Dr Wilks is currently teaching the following SLLF undergraduate modules at QMUL:

  • GER619: COM5204 Presentations of London in Modern European Literature and Film (Semester 1; Convenor)
  • COM607 Migration in Contemporary European Literature and Film (Semester 1: Convenor)
  • GER505, Contemporary German Studies II (Semester 2: Contemporary Berlin section)
  • GER5027, FLM5027, GER6027, FLM5027 German Narrative Fiction: Text and Film (Semester 2; Convenor)
  • GER6202 Anglo-German Cultural Relations: Present & Past (Semester 1)
  • GER619 Précis

Previously taught modules:

  • COM4204 The Opposite of Science: How To Analyse Poems
  • COM626 On The Subject of Sex II


Research Interests:

Modern and contemporary literature in German, French and English;modes of distraction; the autobiographical; translatabilities of subjective experience of social institutions; the European character of London; Wilhelm Genazino; Michel Leiris.

Dr Wilks is currently preparing a monograph on Modelling Distraction in European Literature, as well as articles on German clinical institutions in Genazino's novels; on translating Thomas Bernhard's autobiography; and on Michel Leiris's Anglophone and German translation history.

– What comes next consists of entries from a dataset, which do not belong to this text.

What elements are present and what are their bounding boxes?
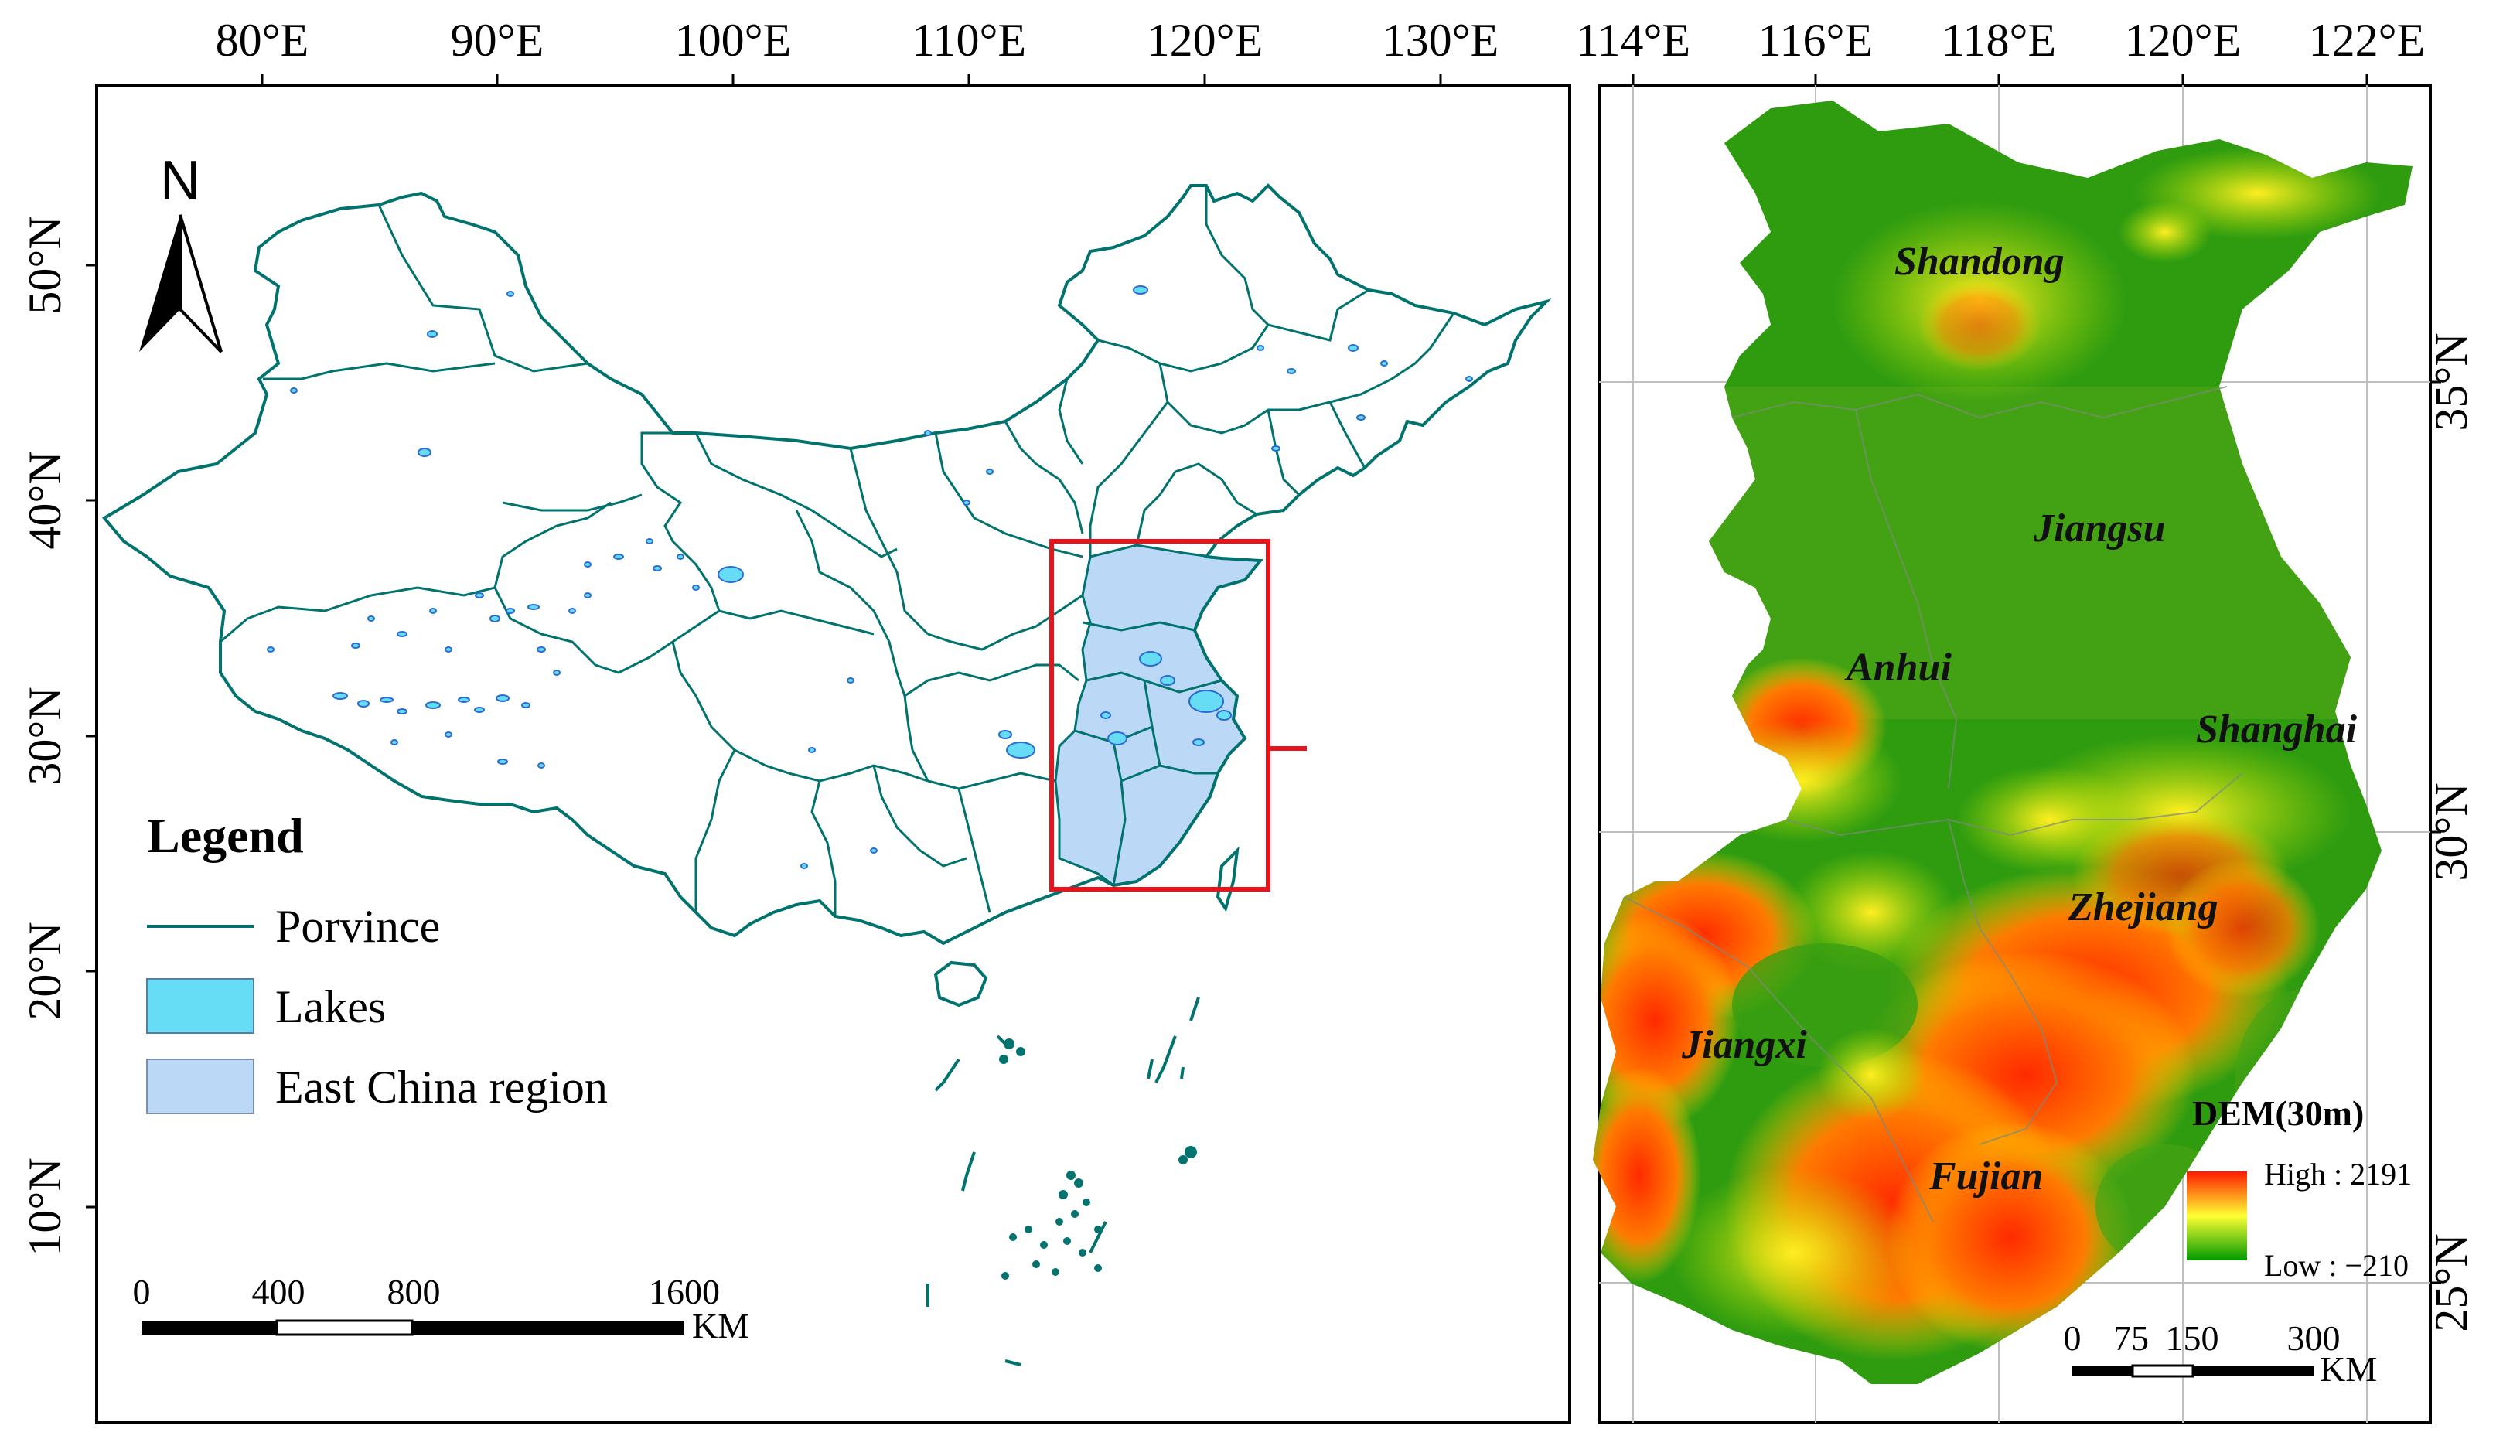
lat-tick-40: 40°N (19, 451, 70, 549)
label-zhejiang: Zhejiang (2068, 885, 2218, 929)
legend-region-swatch (146, 1059, 254, 1114)
r-scale-label-75: 75 (2113, 1318, 2149, 1358)
dem-province-borders (1623, 386, 2243, 1222)
label-jiangsu: Jiangsu (2033, 506, 2166, 551)
legend-region-label: East China region (275, 1062, 608, 1113)
left-scale-bar: 0 400 800 1600 KM (133, 1272, 750, 1345)
label-fujian: Fujian (1928, 1154, 2043, 1199)
scale-unit: KM (692, 1306, 749, 1345)
dem-legend: DEM(30m) High : 2191 Low : −210 (2187, 1093, 2412, 1283)
legend-lakes-swatch (146, 978, 254, 1034)
islands (926, 846, 1240, 1366)
right-scale-bar: 0 75 150 300 KM (2064, 1318, 2378, 1389)
north-arrow-icon (139, 215, 180, 352)
left-latitude-ticks: 50°N 40°N 30°N 20°N 10°N (19, 216, 97, 1257)
lakes (290, 285, 1473, 869)
east-china-dem-panel: Shandong Jiangsu Anhui Shanghai Zhejiang… (1576, 15, 2477, 1424)
lat-tick-20: 20°N (19, 922, 70, 1020)
lat-tick-25: 25°N (2426, 1233, 2477, 1332)
north-arrow: N (139, 150, 223, 353)
r-scale-label-150: 150 (2166, 1318, 2219, 1358)
china-map-panel: 80°E 90°E 100°E 110°E 120°E 130°E 50°N 4… (19, 15, 1571, 1424)
lat-tick-30: 30°N (19, 687, 70, 785)
map-legend: Legend Porvince Lakes East China region (146, 808, 608, 1114)
r-scale-label-300: 300 (2287, 1318, 2341, 1358)
label-anhui: Anhui (1844, 646, 1952, 690)
scale-label-800: 800 (387, 1272, 441, 1311)
dem-legend-title: DEM(30m) (2192, 1093, 2364, 1133)
lon-tick-120: 120°E (1147, 15, 1263, 66)
lon-tick-80: 80°E (216, 15, 309, 66)
lon-tick-120-right: 120°E (2125, 15, 2242, 66)
east-china-extent-box (1049, 539, 1270, 892)
r-scale-unit: KM (2320, 1349, 2377, 1389)
legend-lakes-label: Lakes (275, 981, 386, 1032)
legend-title: Legend (147, 808, 304, 863)
scale-label-400: 400 (252, 1272, 305, 1311)
lon-tick-110: 110°E (912, 15, 1026, 66)
lon-tick-122: 122°E (2309, 15, 2426, 66)
scale-label-0: 0 (133, 1272, 151, 1311)
lon-tick-116: 116°E (1758, 15, 1873, 66)
label-shandong: Shandong (1894, 240, 2065, 284)
dem-high-label: High : 2191 (2264, 1157, 2412, 1192)
right-longitude-ticks: 114°E 116°E 118°E 120°E 122°E (1576, 15, 2426, 85)
lat-tick-35: 35°N (2426, 332, 2477, 431)
lon-tick-90: 90°E (451, 15, 544, 66)
lon-tick-118: 118°E (1942, 15, 2056, 66)
china-outline (101, 183, 1552, 946)
province-labels: Shandong Jiangsu Anhui Shanghai Zhejiang… (1681, 240, 2358, 1199)
lon-tick-114: 114°E (1576, 15, 1690, 66)
r-scale-label-0: 0 (2064, 1318, 2082, 1358)
north-label: N (160, 150, 200, 212)
left-map-frame (95, 84, 1571, 1424)
lat-tick-50: 50°N (19, 216, 70, 314)
lon-tick-130: 130°E (1383, 15, 1499, 66)
tibet-lakes (267, 538, 700, 769)
dem-low-label: Low : −210 (2264, 1248, 2409, 1283)
label-jiangxi: Jiangxi (1681, 1023, 1807, 1067)
lat-tick-10: 10°N (19, 1158, 70, 1256)
right-latitude-ticks: 35°N 30°N 25°N (2426, 332, 2477, 1332)
province-borders (220, 186, 1455, 916)
lon-tick-100: 100°E (675, 15, 792, 66)
top-longitude-ticks: 80°E 90°E 100°E 110°E 120°E 130°E (216, 15, 1499, 85)
dem-color-ramp (2187, 1171, 2247, 1260)
lat-tick-30-right: 30°N (2426, 783, 2477, 881)
legend-province-label: Porvince (275, 901, 440, 952)
scale-label-1600: 1600 (649, 1272, 720, 1311)
label-shanghai: Shanghai (2196, 708, 2358, 752)
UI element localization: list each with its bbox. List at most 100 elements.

  • 2017: ‘Wilhelm Genazino’s Lieber Gott mach mich blind and the Proportions of Translation’ [book chapter], in G. Brodie & E. Cole, eds., Adapting Translation for the Stage (London: Routledge).
  • 2013: 'Michel Leiris: Key Autobiographical Works' [article], The Literary Encyclopedia [online].
  • 2012: 'Michel Leiris' [biographical article], The Literary Encyclopedia [online].
  • 2010: 'Coming To Terms With Distraction In German' [article], University of London School of Advanced Study E-Repository [online].
  • 2007: 'Les débuts et les fins dans L'Âge d'homme: commentaire sur la chronologie et la cohérence' [article] (trans. into French by Sebastien Côté), Cahiers Leiris, 1, 132-157.
  • 2006: Experimentation and the Autobiographical Search for Identity in the Projects of Michel Leiris and Hubert Fichte [monograph]. Lewiston: Mellen [ISBN-13: 978-0-7734-5602-0]
Book Reviews:
  • 2018: Seán Allan and Sebastian Heiduschke, eds., Re-Imagining DEFA: East German Cinema in its National and Transnational Contexts, Forum for Modern Language Studies, 54:3 (July 2018), p. 376.
  • 2015: Mary Cosgrove, Born Under Auschwitz: Melancholy Traditions in Postwar German Literature. Forum for Modern Language Studies, 51:4 (October 2015), pp. 497-8.
  • 2015: Carole Sweeney, Michel Houellebecq and the Literature of Despair. Forum for Modern Language Studies, 51:4 (October 2015), pp. 504-5.
Translations [selected, German to English]:
  • 2008: Sigrid Rieuwerts, Cultural Narratology [500-page monograph on ballads and narrative theory; English edition forthcoming] (German ed. Trier: Wissenschaftlicher Verlag, 2006).
  • 2006: D. Schmitt & F. T. Dausend, 'Empirical Findings on the Tax CAPM for the German Capital Market' [article], Social Science Research Network, February 2007.

Public Engagement

Dr Wilks has co-organised, chaired and presented at several London-based panel events promoting German culture to the curious general public. He also presented on a German and London themed extract from Samuel Beckett's Murphy for a London World Book Night event in 2017.

Since 2017, Dr Wilks has promoted German studies to students from two sixth forms by devising and presenting German literature and translation sessions. He also designed and hosted a French-medium Routes Into Languages workshop on an A-Level set film in 2018 for students and teachers from several Welsh schools. At QMUL, Dr Wilks has presented on Film in Modern Languages to two groups of visiting school pupils and teachers to an academic outreach event organised by The Access Project.